Australian Ambassador to Jordan
- In office 2012 – 2016

Personal details
- Alma mater: University of Queensland; Australian National University; University of Cambridge;
- Profession: Diplomat

= Heidi Venamore =

Australian diplomat and painter

Heidi Venamore is an Australian diplomat and a painter of botanical art. She was Australia's Ambassador to Jordan from 2012 to 2016 and Australian Ambassador to the United Arab Emirates from 2020 to 2024. Venamore also painted Australia's official gift to Queen Elizabeth II on the occasion of the latter's platinum jubilee. In 2023, Venamore was awarded the Defence Overseas Service Medal. In 2024, she became the chair of the council of England's Marlborough College.

== Early life and education ==
Venamore obtained a bachelor of arts and a bachelor of laws from the University of Queensland. She also obtained a master of laws (LLM) in international law from the University of Cambridge and a graduate diploma in foreign affairs and trade from the Australian National University.

== Career ==

=== Foreign Affairs ===
Venamore began her career at the Department of Foreign Affairs and Trade serving in various roles, including as an executive in the legal branch. Her overseas postings included Deputy Head of Mission in Baghdad, Head of Political and Trade branch in London, and Head of Mission in Amman. She was also the Assistant Secretary of the department responsible for Counter Terrorism.

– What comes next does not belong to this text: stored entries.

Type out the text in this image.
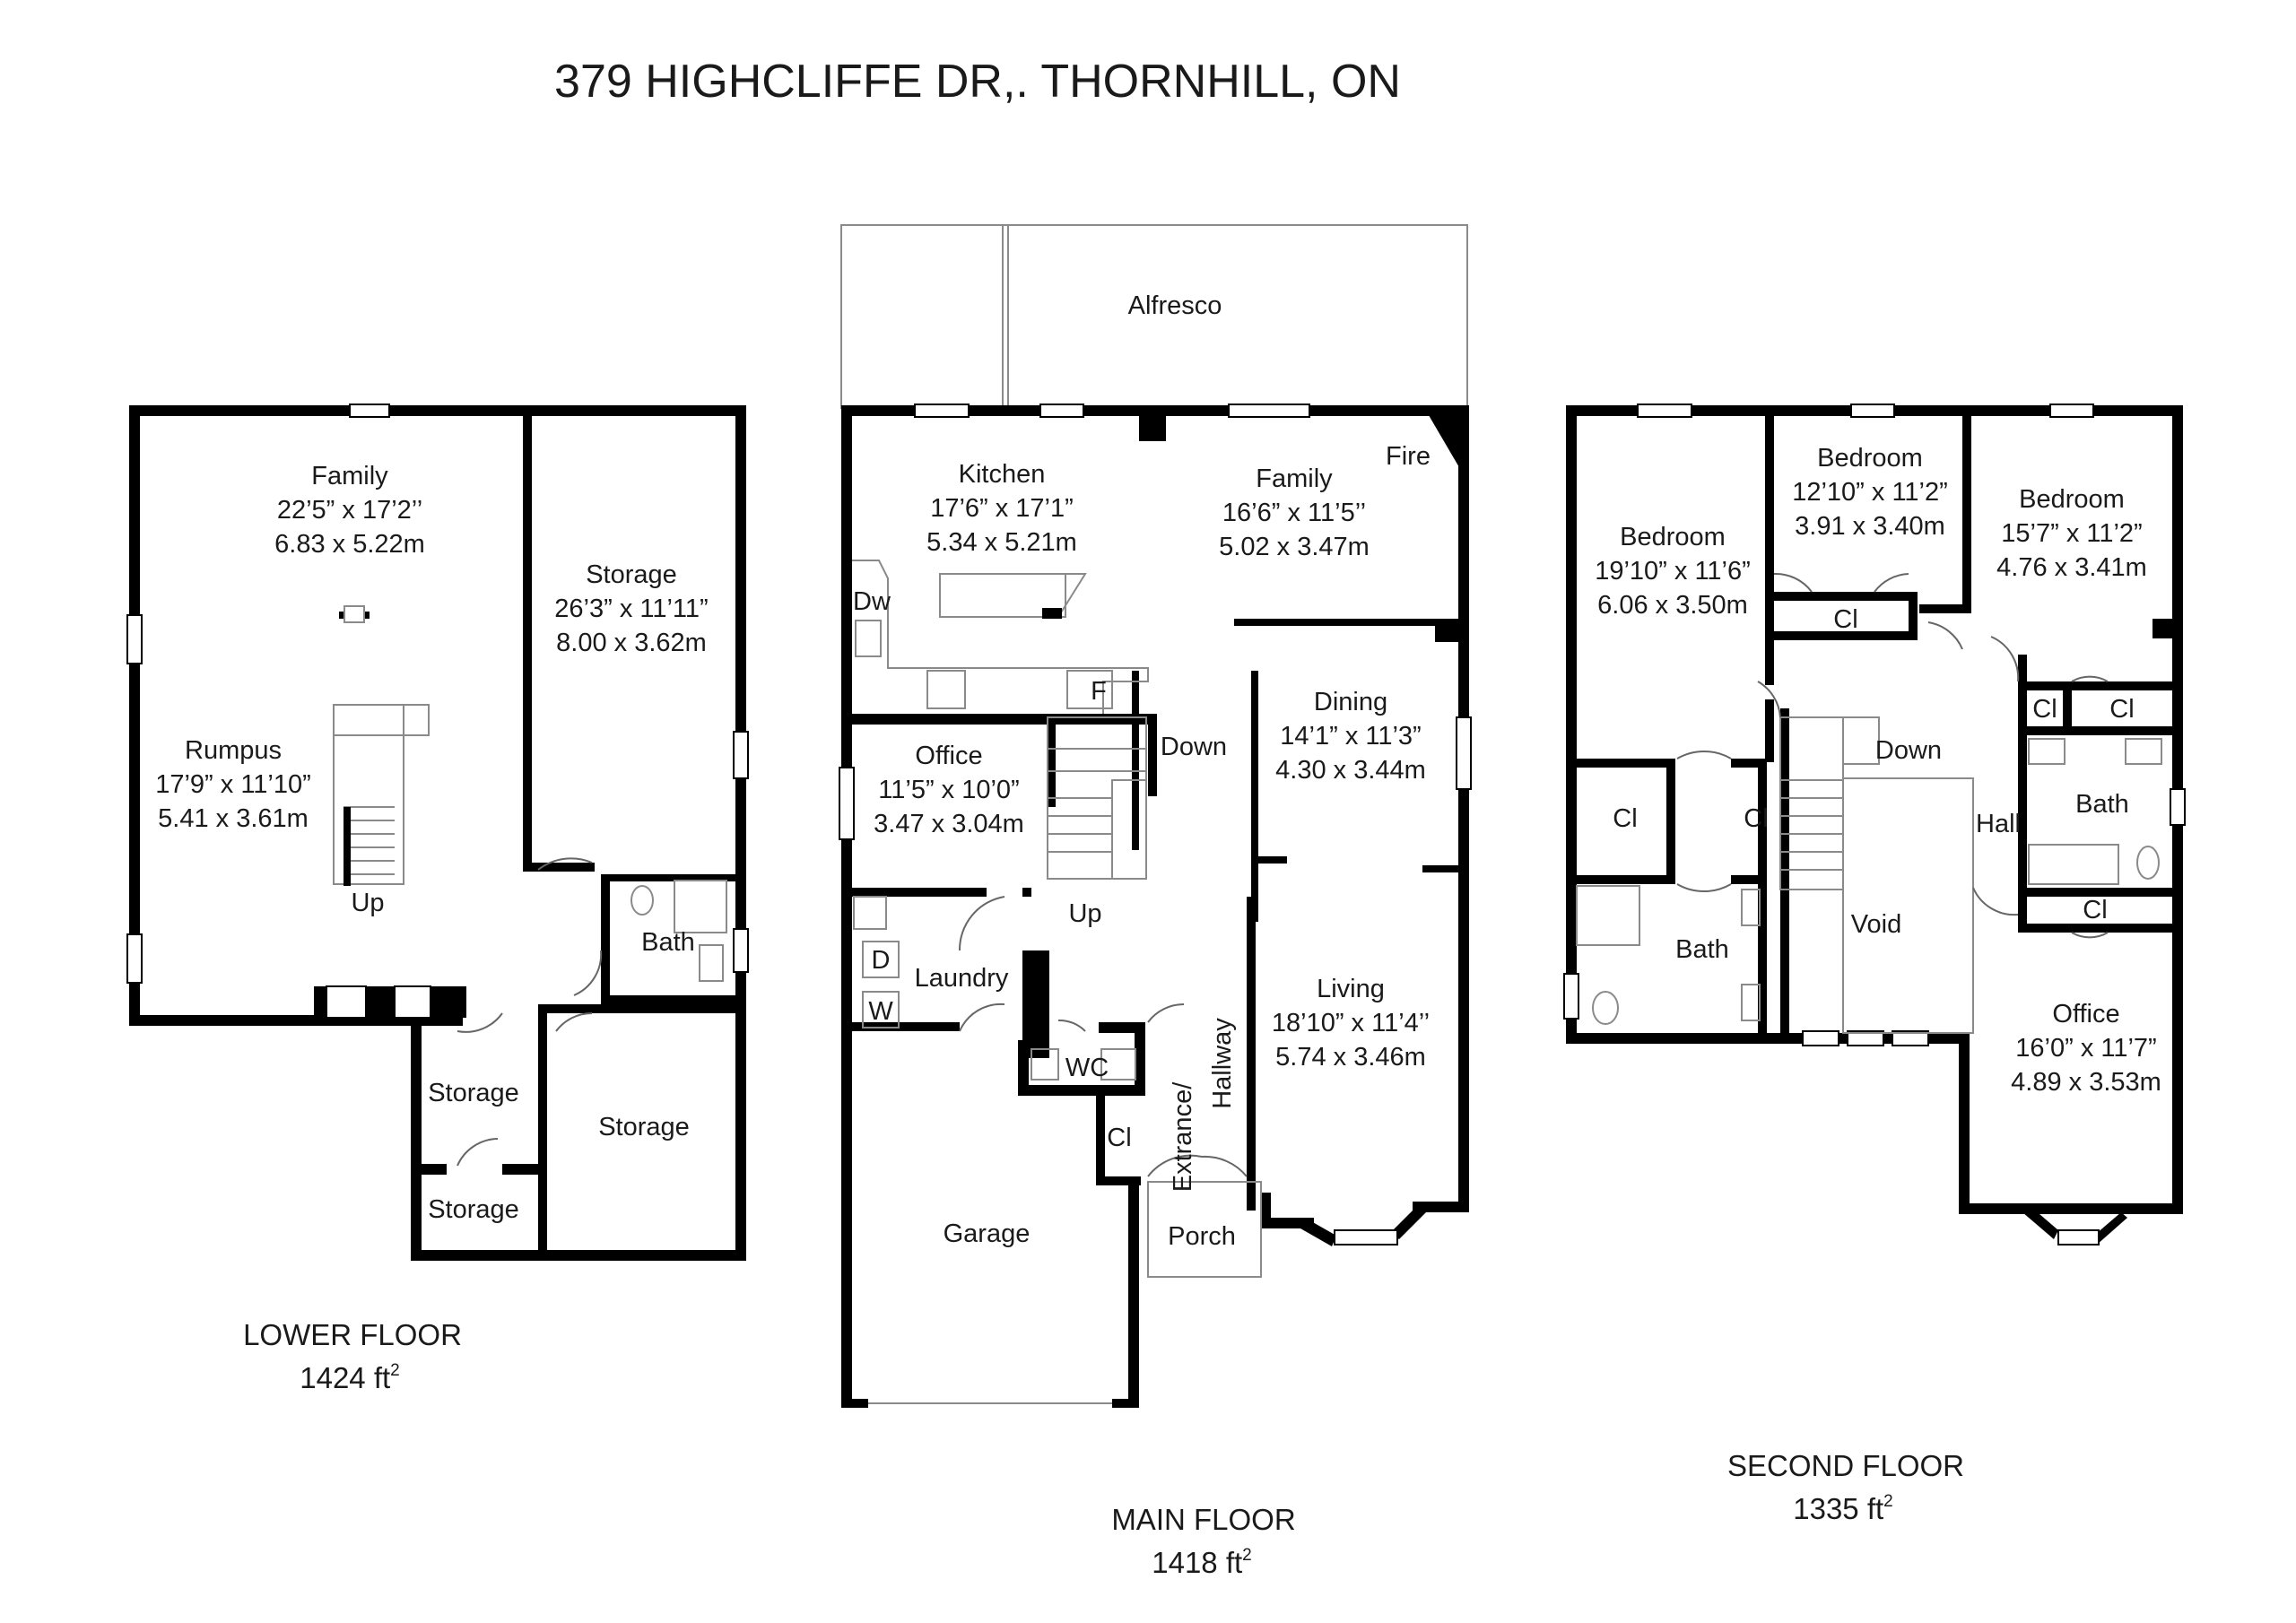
379 HIGHCLIFFE DR,. THORNHILL, ON
Family
22’5” x 17’2’’
6.83 x 5.22m
Rumpus
17’9” x 11’10”
5.41 x 3.61m
Storage
26’3” x 11’11”
8.00 x 3.62m
Bath
Up
Storage
Storage
Storage
LOWER FLOOR
1424 $ft^2$
Alfresco
Kitchen
17’6” x 17’1”
5.34 x 5.21m
Family
16’6” x 11’5’’
5.02 x 3.47m
Fire
Dw
F
Office
11’5” x 10’0”
3.47 x 3.04m
Down
Up
Dining
14’1” x 11’3”
4.30 x 3.44m
Laundry
D
W
WC
Cl Extrance/
Hallway
Living
18’10” x 11’4’’
5.74 x 3.46m
Garage	Porch
MAIN FLOOR
1418 $ft^2$
Bedroom
19’10” x 11’6”
6.06 x 3.50m
Bedroom
12’10” x 11’2”
3.91 x 3.40m
Bedroom
15’7” x 11’2”
4.76 x 3.41m
Cl
Cl Cl
Cl	Cl
Cl
Down
Hall
Bath
Void
Bath
Office
16’0” x 11’7”
4.89 x 3.53m
SECOND FLOOR
1335 $ft^2$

In 2006, Venamore was in the news when her emails were quoted in the Cole Inquiry into Australia's oil-for-wheat scandal. The same year, she was featured in a DFAT exhibition about women in the foreign service, contrasting the treatment of some of the earlier and later female public servants.

In 2012, she was appointed Australian Ambassador to Jordan, serving in the role until 2016. In 2020, she was made Australian Ambassador to the United Arab Emirates, a role in which she served until 2024. In 2021, Venamore led a delegation of top military brass to improve relations with the UAE, meeting with the Minister of State for Defence Affairs.

In 2024, she became the chair of the council for the prominent English public school, Marlborough College.

=== Artist ===
Venamore is also a painter specialising in botanical art. A painting by Venamore was the top piece in a charity auction in Herefordshire in 2017. She also painted two paintings that Jordan gave to Prince Charles on his 70th birthday. She is a fellow of the Linnaean Society.

Venamore painted a painting of roses, that were named for the Queen Elizabeth II. Her painting was Australia's gift to the Queen for the Queen's platinum jubilee. The Queen had the painting hung in her private study.

== Awards and honours ==
In 2004, Venamore was awarded the Public Service Medal (PSM) for foreign service.

In 2023, she was awarded the Defence Overseas Service Medal for the part she played in the evacuation of 4,000 people from Afghanistan in 2021.